Potremmo cantare vittoria e decretare la normalizzazione del seno femminile: i capezzoli sono finalmente stati liberati? Si dice che persino Meta stia per eliminare il divieto. Eppure permangono i doppi standard: sui social c'è chi sottolinea come le modelle di YSL abbiano tutte seni estremamente piccoli mentre su TikTok l'hashtag #bigchestproblems ha milioni di visualizzazioni e video di ragazze che mostrano quanto sia complicato seguire i fashion trend se si ha una taglia dalla terza in su. I seni grandi fanno fatica a essere mostrati, sia perché necessitano di maggiore sostegno, sia perché vengono ancora ipersessualizzati.
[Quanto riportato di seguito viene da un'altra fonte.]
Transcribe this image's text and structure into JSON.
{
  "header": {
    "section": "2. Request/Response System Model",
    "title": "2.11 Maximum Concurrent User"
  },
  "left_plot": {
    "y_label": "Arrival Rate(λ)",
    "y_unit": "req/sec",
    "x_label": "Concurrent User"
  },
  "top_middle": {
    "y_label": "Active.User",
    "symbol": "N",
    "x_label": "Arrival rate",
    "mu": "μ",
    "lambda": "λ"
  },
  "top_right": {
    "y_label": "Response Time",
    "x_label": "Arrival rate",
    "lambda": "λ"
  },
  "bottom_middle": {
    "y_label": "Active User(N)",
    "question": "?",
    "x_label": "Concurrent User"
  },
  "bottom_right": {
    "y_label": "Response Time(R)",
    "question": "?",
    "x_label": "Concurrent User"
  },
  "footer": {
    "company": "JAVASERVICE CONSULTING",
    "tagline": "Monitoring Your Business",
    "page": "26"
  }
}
Sono pochi i brand che li includono nelle loro creazioni e ancora meno quelli che hanno l'ardire di mostrarli in trasparenza. Un seno grande in vista viene ancora definito volgare e si parla più facilmente di oggettificazione. Forse se Bianca Censori avesse il seno delle modelle di Saint Laurent, il web non starebbe dibattendo sul suo essere vittima di manipolazione.
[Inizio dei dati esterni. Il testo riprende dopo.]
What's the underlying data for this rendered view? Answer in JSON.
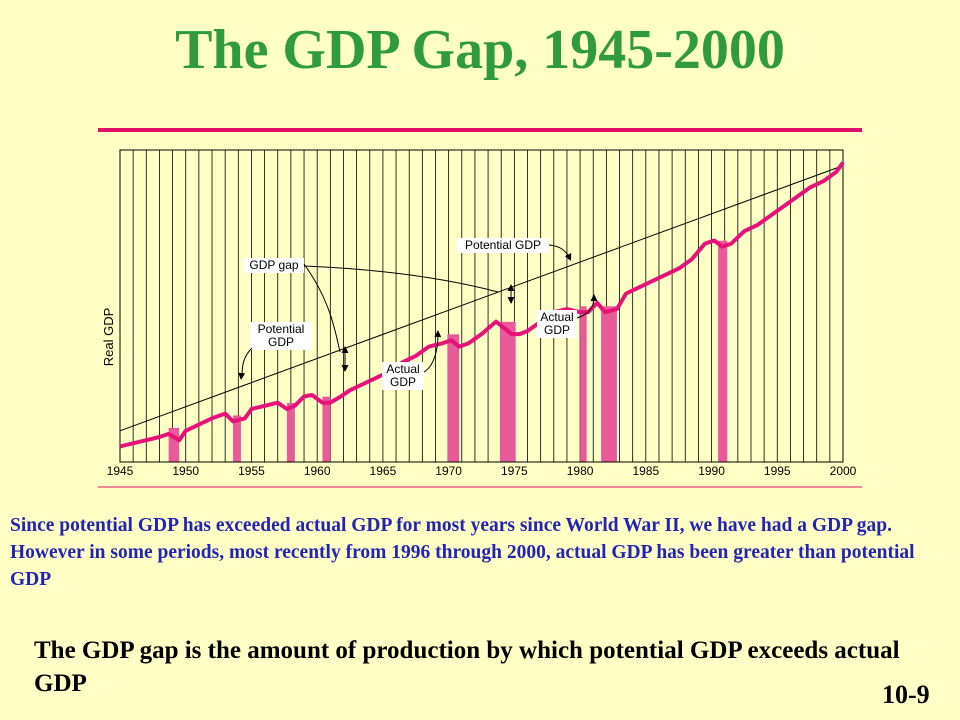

Ma allora perché riaprire il dibattito sul seno? Visto il controllo sempre più stringente sui corpi femminili, oggi la rinnovata centralità del seno più che simbolo di trasgressione sembra un diversivo. Mentre i corpi delle donne continuano a venire catalogati, questi seni nudi (magri e poco dirompenti) paiono distogliere l'attenzione dai corpi che davvero, se mostrati, risulterebbero sovversivi. Corpi trans, corpi con disabilità, corpi grassi, corpi non conformi agli standard estetici. L'asticella di ciò che va celato si è spostata, ma sembra che la moda stia facendo passi indietro.